A journey down memory lane.
Since I can write, I have kept a diary. A diary of everything that surrounded me: New words learned from the grown ups, collections of leaves and later of photographies, random thoughts, doubts and plans that crossed my mind, travels, encounters and conversations…a written collection of memories. Last summer my parents sold the house I grew up in and so it was time for me to clean up a bit, to put away old clothes and to pack up boxes filled with yellowing notebooks.
On those summer days spent in the attic going through old stuff, books, photographs, I came to think about our memory. How does our brain work? Why do we remember certain things and forget others? Why do some smells evoke past events? Why do we sometimes feel like we have experienced a situation already?
I like to think of my brain as a huge library but instead of books it has big drawers or boxes in the shelves. Boxes that are labeled and well organized according to their tags and chronology. I imagine myself opening the big oak double door to the library, looking through the five meter high shelves and pulling out a drawer to drop a folder with newly acquired information inside. I imagine my memories and knowledge to be stored away in a very organized and accessible manner.
As I skimmed through the old diaries in the attic of my parent’s house I noticed that some entries felt familiar whereas others seemed new to me. I came to realize that the library in my head was not as well organized as I had thought. I learned about the randomness of our memory.
Memory is like a crazy woman who hoards coloured rags and throws away food.
Our memories are random, not all events that happen to us are committed to memory. Not all experiences are registered in our library. And those memories that we do form, do not exist as one single unit, but rather are reconstructed each time we need them.

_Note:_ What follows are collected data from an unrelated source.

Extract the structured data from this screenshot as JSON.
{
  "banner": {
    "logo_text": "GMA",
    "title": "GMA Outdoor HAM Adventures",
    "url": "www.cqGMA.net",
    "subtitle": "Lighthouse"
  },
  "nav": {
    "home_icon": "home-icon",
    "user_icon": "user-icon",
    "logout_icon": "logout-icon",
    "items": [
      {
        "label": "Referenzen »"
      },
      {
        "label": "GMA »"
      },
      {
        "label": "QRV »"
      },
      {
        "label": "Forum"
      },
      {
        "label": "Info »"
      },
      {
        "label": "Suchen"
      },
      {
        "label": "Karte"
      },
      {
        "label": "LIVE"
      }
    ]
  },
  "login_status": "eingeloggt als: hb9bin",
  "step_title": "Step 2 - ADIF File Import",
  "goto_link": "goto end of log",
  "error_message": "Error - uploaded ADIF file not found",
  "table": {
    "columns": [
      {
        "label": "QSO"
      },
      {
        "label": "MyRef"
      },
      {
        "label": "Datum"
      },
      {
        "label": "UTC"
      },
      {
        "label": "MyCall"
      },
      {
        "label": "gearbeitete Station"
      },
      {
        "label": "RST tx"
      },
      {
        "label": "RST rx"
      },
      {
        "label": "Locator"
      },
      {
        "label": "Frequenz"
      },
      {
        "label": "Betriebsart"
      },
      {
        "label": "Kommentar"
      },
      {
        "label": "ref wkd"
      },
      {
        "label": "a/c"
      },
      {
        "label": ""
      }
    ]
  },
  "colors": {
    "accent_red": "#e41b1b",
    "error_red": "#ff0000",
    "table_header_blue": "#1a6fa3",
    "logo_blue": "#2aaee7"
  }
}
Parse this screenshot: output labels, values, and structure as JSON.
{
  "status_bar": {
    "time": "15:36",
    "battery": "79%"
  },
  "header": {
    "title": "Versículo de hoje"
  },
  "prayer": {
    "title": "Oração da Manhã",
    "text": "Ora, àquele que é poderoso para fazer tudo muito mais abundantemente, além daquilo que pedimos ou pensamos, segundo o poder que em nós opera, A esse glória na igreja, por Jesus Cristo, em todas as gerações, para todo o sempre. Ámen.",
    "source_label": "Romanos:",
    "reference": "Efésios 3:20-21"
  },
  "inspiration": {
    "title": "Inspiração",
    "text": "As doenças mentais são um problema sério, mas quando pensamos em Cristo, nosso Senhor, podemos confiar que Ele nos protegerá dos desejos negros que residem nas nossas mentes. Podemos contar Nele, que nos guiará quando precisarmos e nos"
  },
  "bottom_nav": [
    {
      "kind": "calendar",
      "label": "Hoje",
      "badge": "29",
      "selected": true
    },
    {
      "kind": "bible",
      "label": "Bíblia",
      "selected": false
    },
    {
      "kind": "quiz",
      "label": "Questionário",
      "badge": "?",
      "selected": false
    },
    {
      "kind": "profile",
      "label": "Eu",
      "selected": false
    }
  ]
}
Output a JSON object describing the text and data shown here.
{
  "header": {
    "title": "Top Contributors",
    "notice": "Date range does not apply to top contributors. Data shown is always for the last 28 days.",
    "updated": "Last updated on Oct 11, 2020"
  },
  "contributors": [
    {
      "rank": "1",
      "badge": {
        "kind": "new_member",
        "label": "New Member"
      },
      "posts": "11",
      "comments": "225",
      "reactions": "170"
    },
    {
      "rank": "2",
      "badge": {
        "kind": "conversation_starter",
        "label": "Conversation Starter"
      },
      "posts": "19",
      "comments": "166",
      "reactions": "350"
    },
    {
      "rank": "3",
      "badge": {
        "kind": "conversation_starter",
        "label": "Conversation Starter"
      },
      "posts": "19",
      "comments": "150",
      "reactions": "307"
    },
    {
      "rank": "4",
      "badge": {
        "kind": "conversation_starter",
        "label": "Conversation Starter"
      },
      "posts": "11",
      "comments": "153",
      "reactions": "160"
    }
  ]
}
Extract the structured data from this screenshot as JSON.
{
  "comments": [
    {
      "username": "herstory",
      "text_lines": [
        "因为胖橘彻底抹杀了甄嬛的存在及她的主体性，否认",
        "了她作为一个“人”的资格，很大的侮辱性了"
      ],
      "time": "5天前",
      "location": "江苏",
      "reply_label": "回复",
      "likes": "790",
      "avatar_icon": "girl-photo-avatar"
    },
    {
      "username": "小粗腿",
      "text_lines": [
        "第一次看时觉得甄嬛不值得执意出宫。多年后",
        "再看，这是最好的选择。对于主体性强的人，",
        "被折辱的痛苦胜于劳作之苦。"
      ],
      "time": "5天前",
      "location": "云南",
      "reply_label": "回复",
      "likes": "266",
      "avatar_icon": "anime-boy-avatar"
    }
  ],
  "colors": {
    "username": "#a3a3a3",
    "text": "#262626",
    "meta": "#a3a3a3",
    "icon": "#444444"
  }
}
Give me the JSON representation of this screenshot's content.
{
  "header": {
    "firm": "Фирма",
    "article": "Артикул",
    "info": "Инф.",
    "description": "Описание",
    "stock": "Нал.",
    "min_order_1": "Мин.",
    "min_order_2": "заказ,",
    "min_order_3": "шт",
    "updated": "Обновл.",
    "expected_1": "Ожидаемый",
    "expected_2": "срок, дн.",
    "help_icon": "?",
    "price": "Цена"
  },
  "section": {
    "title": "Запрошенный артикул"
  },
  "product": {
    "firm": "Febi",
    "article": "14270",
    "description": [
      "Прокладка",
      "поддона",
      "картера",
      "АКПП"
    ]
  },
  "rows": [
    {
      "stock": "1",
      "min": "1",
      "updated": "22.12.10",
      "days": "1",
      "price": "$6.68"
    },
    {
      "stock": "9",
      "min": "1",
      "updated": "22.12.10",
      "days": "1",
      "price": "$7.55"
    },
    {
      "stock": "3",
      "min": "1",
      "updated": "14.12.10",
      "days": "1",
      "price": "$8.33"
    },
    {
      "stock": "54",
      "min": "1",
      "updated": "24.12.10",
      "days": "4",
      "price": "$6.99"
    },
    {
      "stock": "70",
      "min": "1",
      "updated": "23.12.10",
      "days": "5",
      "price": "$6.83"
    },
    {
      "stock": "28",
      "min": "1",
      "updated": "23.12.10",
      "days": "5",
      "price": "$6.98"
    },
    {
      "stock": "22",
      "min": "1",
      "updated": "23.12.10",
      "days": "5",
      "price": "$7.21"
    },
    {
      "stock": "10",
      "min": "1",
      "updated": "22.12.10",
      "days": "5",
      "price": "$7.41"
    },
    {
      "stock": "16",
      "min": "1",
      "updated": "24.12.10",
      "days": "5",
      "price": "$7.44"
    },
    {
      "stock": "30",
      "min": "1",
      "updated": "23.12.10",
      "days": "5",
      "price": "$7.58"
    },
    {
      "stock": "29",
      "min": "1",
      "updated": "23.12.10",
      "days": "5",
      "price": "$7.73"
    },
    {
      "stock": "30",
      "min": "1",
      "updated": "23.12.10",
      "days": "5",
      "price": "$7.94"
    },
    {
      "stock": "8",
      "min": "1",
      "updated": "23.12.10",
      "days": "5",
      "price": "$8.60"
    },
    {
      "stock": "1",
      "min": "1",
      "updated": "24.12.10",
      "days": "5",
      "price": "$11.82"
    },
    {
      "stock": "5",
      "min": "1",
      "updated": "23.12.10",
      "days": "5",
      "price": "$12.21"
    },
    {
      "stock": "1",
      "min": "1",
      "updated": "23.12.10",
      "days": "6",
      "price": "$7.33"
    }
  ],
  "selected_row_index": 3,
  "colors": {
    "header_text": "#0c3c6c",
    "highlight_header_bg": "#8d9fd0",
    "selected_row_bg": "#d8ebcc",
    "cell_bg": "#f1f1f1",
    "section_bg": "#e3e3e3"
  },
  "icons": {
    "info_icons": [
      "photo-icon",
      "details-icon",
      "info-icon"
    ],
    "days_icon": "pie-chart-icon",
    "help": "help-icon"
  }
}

What did you have for dinner last night? – What happened just now in your brain? You did not push open the heavy door to the library and reach for the box labeled ‘June 1st, Sunday dinner’ but rather you reconstructed the event like a puzzle made up of different pieces. You puzzled together the conversations, smells and chronology to form those frames of memory.
Each time we retrieve a memory, we construct it a new. We puzzle it together from different pieces of information and from different sources. Our memory never stays the same and is highly influenced by who we are now and by the knowledge, experience and emotion we have gained in the time span between the memory event and the now.
This makes our memories biased. Memories are as much about the past as they are about the present.
What did you do on your first day of school? – We remember our past by telling a story about it. And those stories are best told in company. Remembering is a very social process. Through conversation with others our memories become structured and are weaved into a story. A story we will remember.
The earliest memory I have is from when I was eight years old and playing in the backyard with my siblings. I remember one afternoon in the fall picking up brown and orange leaves for my collection because we have talked about it a lot in my family, because we have weaved this event into a story and because I have recollected it several times. I don’t remember things that happened to me as a toddler because at that age I was not skilled enough at organizing, making sense and talking about my autobiographical knowledge.
In order to remember we need some kind of understanding of the self: we need an identity, consciousness and language.
On those summer afternoons when I was reading through my words written many years ago and looking at photographs of a much younger me, I was reconstructing little sequences in my head. I was reconstructing those memories with pieces of information I put together from the past but also with emotions and knowledge from the grownup Bettina.
Every time I will read those old diaries my recollections will be different, tainted by the current me.
In this way, Memory is an artist as much as it is a scientist.